Do que é preciso se livrar

SABEDORIA | Pino Daeni
Recentemente presenciei o sentimento de infâmia de uma mulher à hipótese de seu namorado/marido trabalhar em uma “Cerâmica” (fábrica de telhas e tijolos). Pelo menos no interior da Paraíba, nesta indústria impera o trabalho braçal pesado. Sendo assim, a soma da falta de oportunidade com a falta de formação dos trabalhadores faz com que estas indústrias recrutem o pessoal de “nível mais baixo”. Aí está a causa da “vergonha” desta mulher.

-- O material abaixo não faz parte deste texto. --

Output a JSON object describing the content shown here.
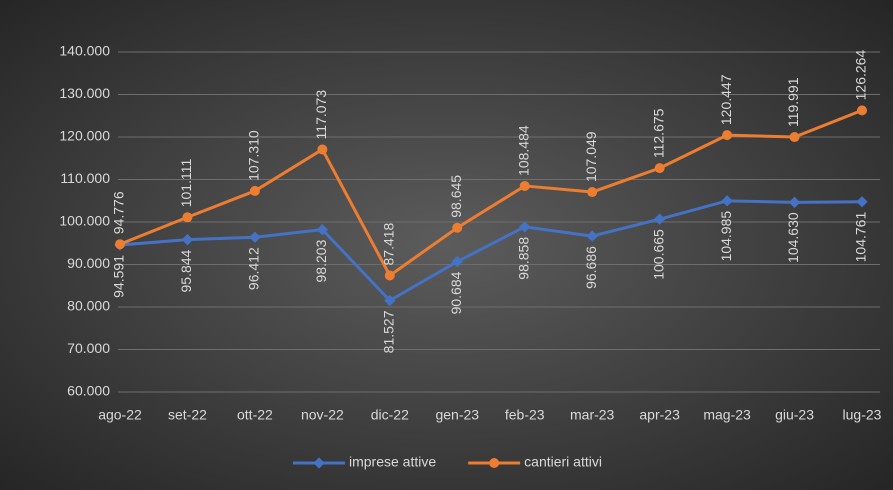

Na verdade, este sentimento partilhado da moça tem raízes mais profundas: a vaidade. Não é culpa dela, especificamente; mas da sociedade como um todo.

A vaidade, genericamente entendida, é aquele sentimento individualista de ser único e especial. Por isso, a vida do vaidoso tem de ser ornada por pessoas e coisas que partilhem das mesmas características.

As posses, tanto intelectuais quanto materiais, tendem a pôr quem as tem em um nível de afastamento daqueles que nada ou pouco disso possuem.

A aparência física, hoje tão bem cultivada, também tem o poder de “segregação estética” com tudo aquilo que não a acompanhar.

Mas, nada é tão libertador quanto o desprendimento do supérfluo. 

Trabalhar em uma indústria como esta mencionada não traz em si mesmo nenhum mal. O mal provém das opiniões daqueles que enxergam nesta labuta a diminuição da dignidade  dignidade esta talvez baseada em noção de sucesso ou boa reputação.

O pensador estoico Epicteto, um ex-escravo da Grécia antiga, defendia que, das coisas existentes, existem as que são encargo nosso e as que não são de nossa responsabilidade (Manual de Epicteto).

O juízo, o desejo, o impulso, a repulsa, por exemplo, são encargos nossos. As posses, a reputação, os cargos públicos etc., não são nossos encargos.

Podemos perder tudo aquilo que nos “orna”, mas ainda assim permaneceremos. O que é inalienavelmente nosso, aquilo que não nos pode ser saqueado, é nós mesmos, nossa alma.

As posses e as reputações só dizem respeito sobre o que elas são, mas nada dizem sobre quem o possuidor é em seu íntimo. Como o próprio Epicteto afirmou, nós não somos as posses que possuímos.

Enquanto o homem se apegar ao que ele tem e ao que os outros falam dele, nunca irá viver de forma livre, mas preso àquilo que não é da sua natureza. Isto é, as posses e a reputação são “ornamentos” que são totalmente casuais no homem. Assim, viver preso a eles é negar o que está o tempo todo consigo: a alma de homem.

Para falar como Cícero, no livreto A virtude e a felicidade, o homem sábio jamais reclama da sua sorte. É claro que esta afirmação requer um tratamento filosófico sobre o tema  o que não será feito aqui , mas, grosso modo, ela ressalta a importância de refletirmos sobre o que o homem necessita para ser quem é ou para ser feliz.

A recusa de posses que só dirão o que ele tem é a afirmação que o homem é muito mais do que aquilo que possui e do cargo que ocupa. 

Precisamos direcionar o olhar para a alma do Outro, e, o mais importante, precisamos deixar nossa alma se mostrar. No entanto, muitas vezes, para que deixemos transparecer nossa alma a outro, é preciso que tratemos dela. Ela precisa ser a aceitação de si e do outro, motivo pelo qual é possível a manutenção da humanidade e da inter-relação humana.

Em resumo, talvez a mulher envergonhada pelo possível cargo de seu companheiro ainda não tenha encontrado a saída da sua vaidade. E esta última é a sustentação do dispensável para a vida: neste caso, a reputação pela função.

O emprego ocupado não é uma característica que o homem traz consigo, impresso em sua natureza. Portanto, não se deve definir aquele homem pela função que ocupa. Assim como também não se deve defini-lo pelo que possui. 

O indivíduo é anterior a tudo o que possui, de modo que antes de possuir ele também era.